Fatih Sultan Mehmet Han’ın Pontus Rum Topraklarını fethettiği yıl dönümünde Fener Rum Patriği’nin Trabzon’da ve ardından Gümüşhane’de bir dizi ziyaretlerde bulunması ve buralarda eski mabetlerde kutsama yapması iyi niyet altında farklı amaçlar taşıdığı izlenimi verdiğini söyledi.
“Bugün Selanik’te aynı şeyi yapmaya kalksanız ne fırtınalar kopacağını hayal dahi edemezsiniz”

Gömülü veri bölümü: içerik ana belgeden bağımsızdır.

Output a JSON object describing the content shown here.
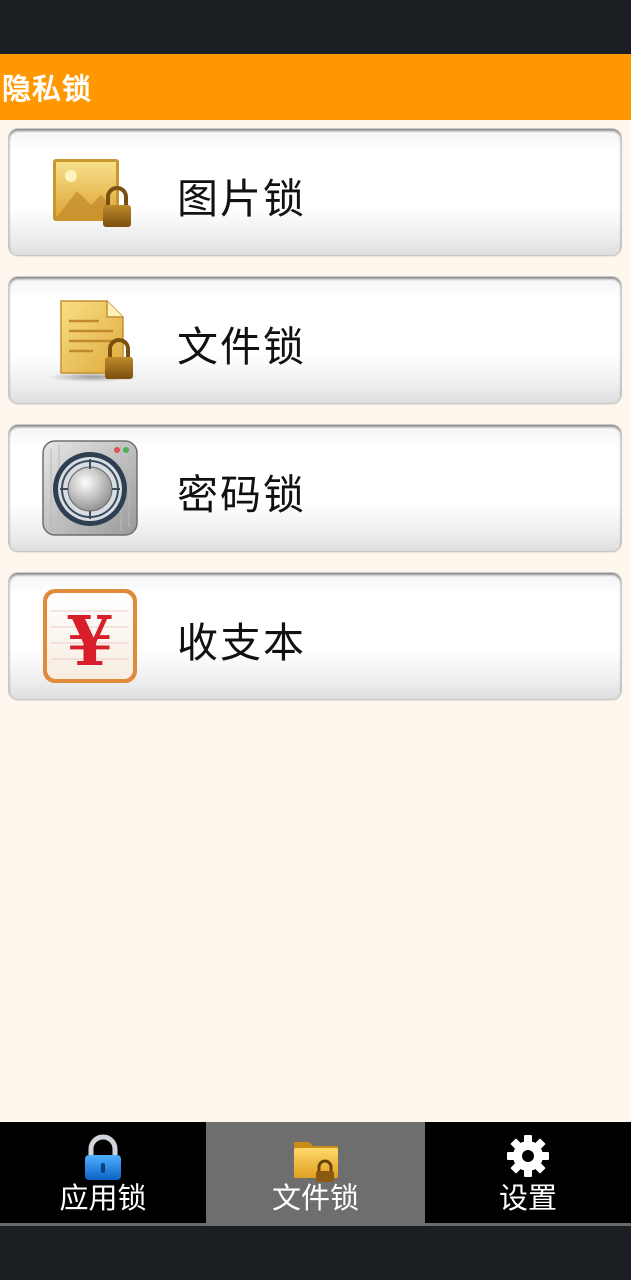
{
  "header": {
    "title": "隐私锁"
  },
  "menu": {
    "items": [
      {
        "id": "image-lock",
        "label": "图片锁",
        "icon": "image-lock-icon"
      },
      {
        "id": "file-lock",
        "label": "文件锁",
        "icon": "document-lock-icon"
      },
      {
        "id": "password-lock",
        "label": "密码锁",
        "icon": "safe-dial-icon"
      },
      {
        "id": "ledger",
        "label": "收支本",
        "icon": "yuan-icon"
      }
    ]
  },
  "tabs": {
    "active": "file-lock",
    "items": [
      {
        "id": "app-lock",
        "label": "应用锁",
        "icon": "padlock-icon"
      },
      {
        "id": "file-lock",
        "label": "文件锁",
        "icon": "folder-lock-icon"
      },
      {
        "id": "settings",
        "label": "设置",
        "icon": "gear-icon"
      }
    ]
  },
  "icons": {
    "yuan_symbol": "¥"
  },
  "colors": {
    "title_bar": "#ff9800",
    "content_bg": "#fdf7ee",
    "tab_bar": "#000000",
    "tab_active": "#6e6e6e"
  }
}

Yaptığı açıklamada İslam’ın hoşgörü dini olduğunu vurgulayan Demir, bunun en güzel örneğinin Süleymaniye mahallesinde görülebileceğini, Ermeni, Rum ve Müslümanların aynı mahallede komşuluk yaptığını, ticaret yaptığını ve yan yana ibadethanelerine gittiklerini hatırlatarak, “Bilhassa ziyaretin Fatih Sultan Mehmet Han’ın Pontus Rum Topraklarını fethettiği yıl dönümüne denk gelmesi bu maksadı göstermektedir. Fatih Sultan Mehmet Han’ın Pontus Rum Topraklarını fethi ile Trabzon ve Gümüşhane toprakları İslam’la müşerref olmuş ve bu topraklara hem Türkler yerleştirilmiş hem de bu topraklardaki zulüm düzenine son verilmiştir. Bu manada bizim bu tarihlerde bu yıl dönümlerinde sevincimizi ifade eden programlar fetih kutlamaları yapmamız gerekmekte iken bu toprakları kaybeden anlayışın kilise ve manastırlarda program yapması düşündürücü bir durumdur. Bugün Selanik’te aynı şeyi yapmaya kalksanız ne fırtınalar kopacağını hayal dahi edemezsiniz. Bu gibi ziyaretleri bu manada okumalı ve dini ve milli duyarlılığımızdan asla taviz vermemeliyiz” dedi.
“İmam hatip okulları ve öğrencileri için kullanılan üslup ne sanata nede sanatçının ağzına yakışır”
Son zamanlarda sanatçı yada sosyal statü sahibi bazı kişilerin en son örneğin de Gülşen adlı sanatçıda zuhur ettiği şekliyle dine ve dini değerlere açık bir şekilde hakaret ettiğini ifade eden Demir, “Topluma mal olmuş ve binlerce insan yetişmesine vesile olmuş kurumlardan biri olan milli ve manevi eğitim önceliği ile ön plana çıkan imam hatip okulları ve öğrencileri için kullanılan üslup ne sanata nede sanatçının ağzına yakışır. Bu toplumun mayasında İslam vardır. Bu milleti kanında Türklük vardır. Bu kimliği en iyi şekilde koruma gayreti içinde olan İmam Hatip Okullarına yapılan saygısızlığı en yüksek perdeden kınıyoruz. Bugün birilerinin bunu fikir hürriyeti kapsamında ele almasını da kınıyoruz. Çünkü bunların istediği fikir hürriyeti değil İslam a hakarette sınır tanımazlıktır. Fikir hürriyetinde düşünceni hiçbir baskı altında olmadan ifade edebilirsin lakin bu diğer insanların inanç – yaşam ve değerlerine hakaret edebilme hakkı vermez. Bu manada yapılan ifsat çalışmalarını kınadığımızı bir kez daha ifade etmek isteriz” diye konuştu.